Scaling analysis of field-induced superconductor-insulator transition in two-dimensional tantalum thin films

TL;DR

This study investigates the superconductor-insulator transition in two-dimensional tantalum thin films, revealing a metallic phase and analyzing critical exponents to understand the transition's universality class.

Contribution

The paper provides a detailed scaling analysis of the SI transition in Ta thin films, highlighting differences in critical exponents between superconducting and metallic phases.

Findings

Metallic phase intervenes between superconductor and insulator.

Critical exponent z is approximately 1 for superconducting samples.

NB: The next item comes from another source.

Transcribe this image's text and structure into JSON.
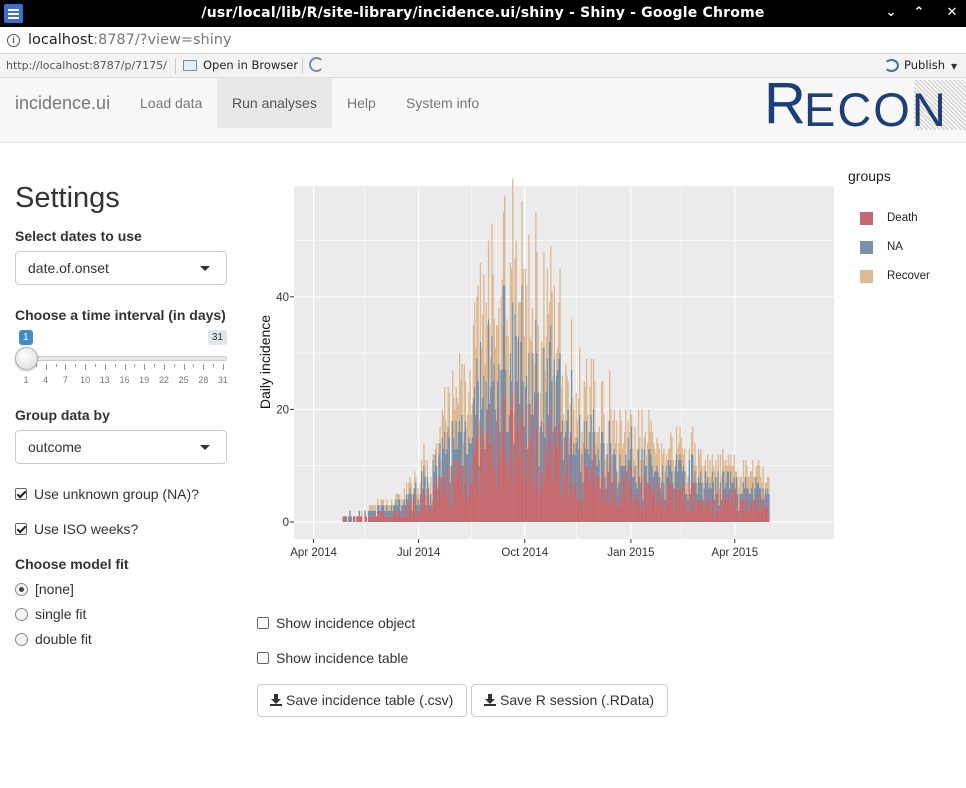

Disorder-induced metallic phase has a different universality class.

Abstract

The superconductor-insulator (SI) transition in two-dimensional Ta thin films is investigated by controlling both film thickness and magnetic field. An intriguing metallic phase intervening superconductor and an insulator phase is observed within a narrow range of film thickness and magnetic field. Finite scaling analysis has been performed to investigate the nature of the SI transition in the thickness-tuned metallic and superconducting samples. The critical exponents in the disorder-induced metallic samples are clearly different from the exponents obtained in the superconducting samples. Dynamical exponent z of the superconducting samples is consistent with the theoretical predictions (z = 1), while the exponent for the metallic samples is approximately 0.7. The discrepancy in the transition behaviors supports that the disorder induced metallic phase cannot be classified to the same universality class of the superconducting Ta thin films.